灵液瞬间沸腾,光华璀璨,化为一片能量狂暴的金色海洋,看着就骇人。

她踌躇了一下,转头看向那个背对着她的身影,耳根微热:“师叔,药既已化好,您是不是该回避一下?”

通天身形纹丝不动,连头都没回,只有冷淡的声音传来:“回避?本座在此为你护法。此药力霸道凶险,稍有差池,你便可能爆体而亡。莫非你想死?”

这个时候叫什么师叔!我看分明就是故意的!

重禾一噎:“护法?在此处?”她看着他那丝毫没有要移动迹象的背影,脸颊发烫,“这于礼不合吧?”

“礼?”他终于微微侧过头,语气里带着一丝仿佛听到笑话般的嘲弄,“大道面前,何来俗礼?你心思不纯,杂念过多,如何淬炼己身?速速入药,休要啰嗦。”

重禾被他这番义正辞严的话堵得哑口无言,心里的小人已经在尖叫了:到底谁心思不纯啊!你个老古董懂什么叫男女有别吗?!

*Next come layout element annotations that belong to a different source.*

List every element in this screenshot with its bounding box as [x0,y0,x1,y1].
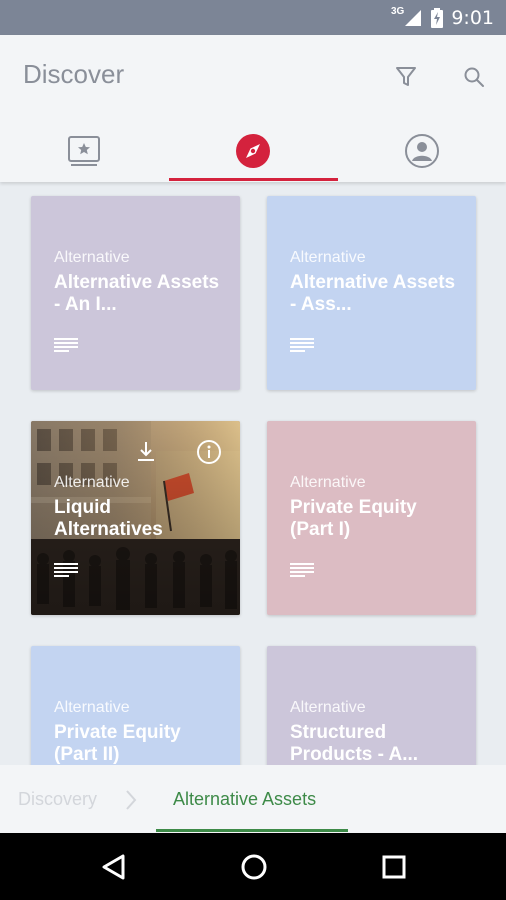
breadcrumb-item-discovery[interactable]: Discovery [18,789,97,810]
card-category: Alternative [290,699,366,716]
card-category: Alternative [54,699,130,716]
content-card[interactable]: Alternative Alternative Assets - Ass... [267,196,476,390]
article-icon [290,563,314,577]
article-icon [54,563,78,577]
back-triangle-icon [102,854,125,880]
download-button[interactable] [134,439,158,463]
info-icon [197,440,221,464]
content-grid: Alternative Alternative Assets - An I...… [0,182,506,765]
content-card[interactable]: Alternative Private Equity (Part II) [31,646,240,765]
recents-button[interactable] [378,851,410,883]
back-button[interactable] [99,851,131,883]
home-button[interactable] [238,851,270,883]
bookmark-star-icon [68,136,100,166]
card-title: Liquid Alternatives [54,497,163,540]
search-button[interactable] [460,63,488,91]
status-bar: 3G 9:01 [0,0,506,35]
card-title: Alternative Assets - An I... [54,272,220,315]
content-card[interactable]: Alternative Liquid Alternatives [31,421,240,615]
network-type: 3G [390,6,405,17]
card-category: Alternative [290,249,366,266]
search-icon [464,67,484,87]
content-card[interactable]: Alternative Alternative Assets - An I... [31,196,240,390]
signal-indicator: 3G [391,6,422,26]
home-circle-icon [241,854,267,880]
profile-icon [405,134,439,168]
article-icon [54,338,78,352]
chevron-right-icon [126,790,137,810]
filter-button[interactable] [392,63,420,91]
download-icon [138,442,154,461]
card-title: Structured Products - A... [290,722,419,765]
battery-icon [431,7,444,28]
card-category: Alternative [54,474,130,491]
tab-saved[interactable] [0,120,168,182]
content-card[interactable]: Alternative Structured Products - A... [267,646,476,765]
breadcrumb-item-alternative-assets[interactable]: Alternative Assets [173,789,316,810]
article-icon [290,338,314,352]
filter-icon [396,67,416,86]
card-title: Alternative Assets - Ass... [290,272,456,315]
info-button[interactable] [196,439,222,465]
card-category: Alternative [290,474,366,491]
recents-square-icon [382,855,406,879]
tab-profile[interactable] [338,120,506,182]
card-category: Alternative [54,249,130,266]
card-title: Private Equity (Part I) [290,497,417,540]
breadcrumb: Discovery Alternative Assets [0,765,506,833]
page-title: Discover [23,59,125,89]
compass-icon [236,134,270,168]
signal-icon [405,9,422,26]
status-time: 9:01 [451,6,494,29]
tab-discover[interactable] [169,120,337,182]
tab-indicator [169,178,338,181]
breadcrumb-active-indicator [156,829,348,832]
system-nav-bar [0,833,506,900]
card-title: Private Equity (Part II) [54,722,181,765]
app-bar: Discover [0,35,506,182]
content-card[interactable]: Alternative Private Equity (Part I) [267,421,476,615]
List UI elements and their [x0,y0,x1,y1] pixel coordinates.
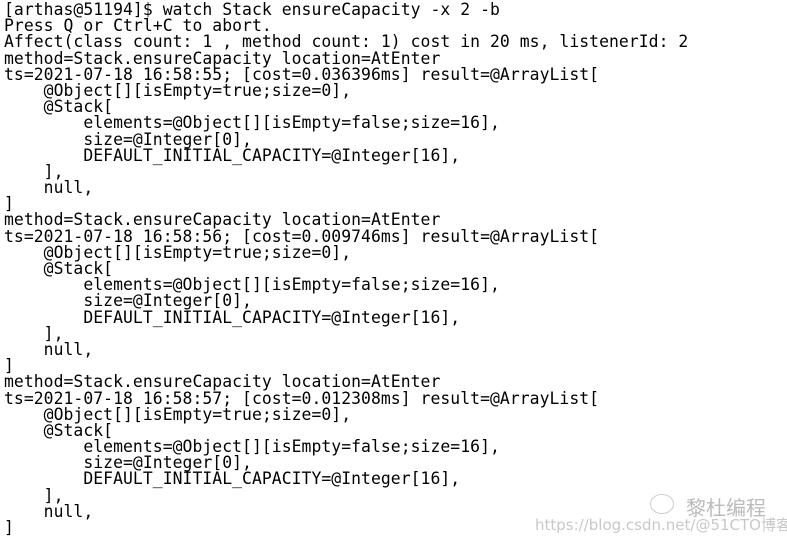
terminal-line: ], [4,485,64,505]
terminal-line: ], [4,161,64,181]
terminal-line: null, [4,178,94,198]
terminal-line: DEFAULT_INITIAL_CAPACITY=@Integer[16], [4,307,461,327]
wechat-icon [650,494,674,514]
terminal-line: null, [4,339,94,359]
terminal-output: [arthas@51194]$ watch Stack ensureCapaci… [4,1,688,536]
terminal-line: ], [4,323,64,343]
terminal-line: DEFAULT_INITIAL_CAPACITY=@Integer[16], [4,469,461,489]
terminal-line: DEFAULT_INITIAL_CAPACITY=@Integer[16], [4,145,461,165]
watermark-source: https://blog.csdn.net/@51CTO博客 [535,516,787,534]
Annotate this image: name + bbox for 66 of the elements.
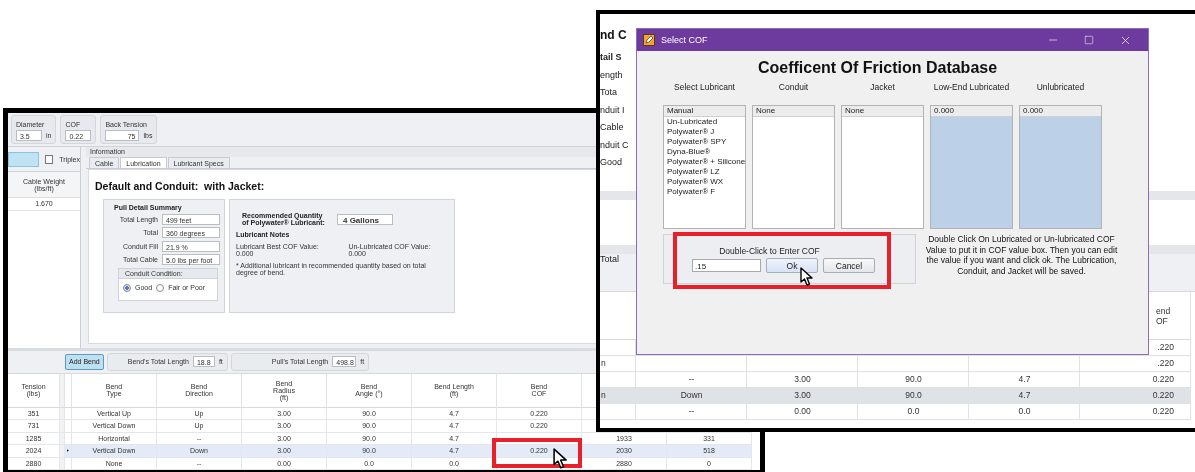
list-item[interactable]: None	[842, 106, 923, 117]
table-cell: 90.0	[858, 372, 969, 388]
list-item[interactable]: Polywater® F	[664, 187, 745, 197]
field-label: Double-Click to Enter COF	[719, 246, 820, 256]
radio-button[interactable]	[123, 283, 131, 292]
list-item[interactable]: Polywater® WX	[664, 177, 745, 187]
list-item[interactable]: Polywater® SPY	[664, 137, 745, 147]
dialog-heading: Coefficent Of Friction Database	[756, 59, 999, 77]
toolbar-button[interactable]	[8, 151, 40, 167]
column-label: Jacket	[869, 82, 896, 94]
column-label: Unlubricated	[1035, 82, 1086, 94]
table-cell: 0.220	[1080, 404, 1191, 420]
table-cell: n	[600, 388, 636, 404]
window-title: Select COF	[661, 35, 709, 45]
field-label: ength	[600, 69, 623, 81]
ok-button[interactable]: Ok	[766, 258, 818, 273]
list-item[interactable]: Dyna-Blue®	[664, 147, 745, 157]
caret-icon	[67, 448, 69, 454]
instruction-text: Double Click On Lubricated or Un-lubricated COF Value to put it in COF value box. Then you can edit the value if you want and click ok. The Lubrication, Conduit, and Jacket will be saved.	[924, 234, 1119, 278]
radio-button[interactable]	[156, 283, 165, 292]
field-label: Tota	[600, 87, 617, 99]
field-label: nduit I	[600, 104, 625, 116]
section-heading: nd C	[600, 28, 627, 42]
table-cell: n	[600, 356, 636, 372]
table-cell: 0.0	[858, 404, 969, 420]
cancel-button[interactable]: Cancel	[823, 258, 875, 273]
list-box[interactable]: None	[752, 105, 835, 229]
field-label: Good	[600, 157, 623, 169]
list-box[interactable]: 0.000	[1019, 105, 1102, 229]
table-cell: 0.00	[747, 404, 858, 420]
list-item[interactable]: None	[753, 106, 834, 117]
table-cell: 90.0	[858, 388, 969, 404]
text-field[interactable]: 4 Gallons	[336, 213, 393, 225]
maximize-icon[interactable]	[1084, 35, 1094, 45]
table-cell: 0.0	[969, 404, 1080, 420]
table-cell: Down	[636, 388, 747, 404]
table-cell: 0.220	[1080, 388, 1191, 404]
table-cell: 4.7	[969, 388, 1080, 404]
column-label: Select Lubricant	[673, 82, 736, 94]
cursor-icon	[800, 267, 816, 287]
app-icon	[643, 34, 655, 46]
list-item[interactable]: Polywater® J	[664, 127, 745, 137]
list-item[interactable]: Manual	[664, 106, 745, 117]
table-cell: --	[636, 404, 747, 420]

但看他那副“我全是为你着想你休要污蔑我”的凛然姿态,她竟找不到话来反驳。

咬咬牙,心想反正他背着身,应该看不见吧?

她背对着他,飞快地褪去外衣,只着贴身小衣,几乎是咬着牙,颤巍巍地踏入了药池之中。

“呃!”刚一下去,剧烈的痛苦瞬间吞噬了她!

仿佛每一寸肌肤都被撕裂,每一根骨头都在被碾碎重组,极寒与极热两股力量在她体内疯狂冲撞。

她立刻凝神运转功法,全力吸收药力,额上青筋暴起,冷汗如雨,脸色迅速变得苍白透明。

而此刻,背对着她的通天,身形依旧站得笔直如松。

但如果重禾此刻能回头,便会发现,他不知何时已经悄悄转过身来了。

那双眼睛正一瞬不瞬地落在药池中那抹若隐若现的身影上,蒸汽水光勾勒出玲珑的曲线。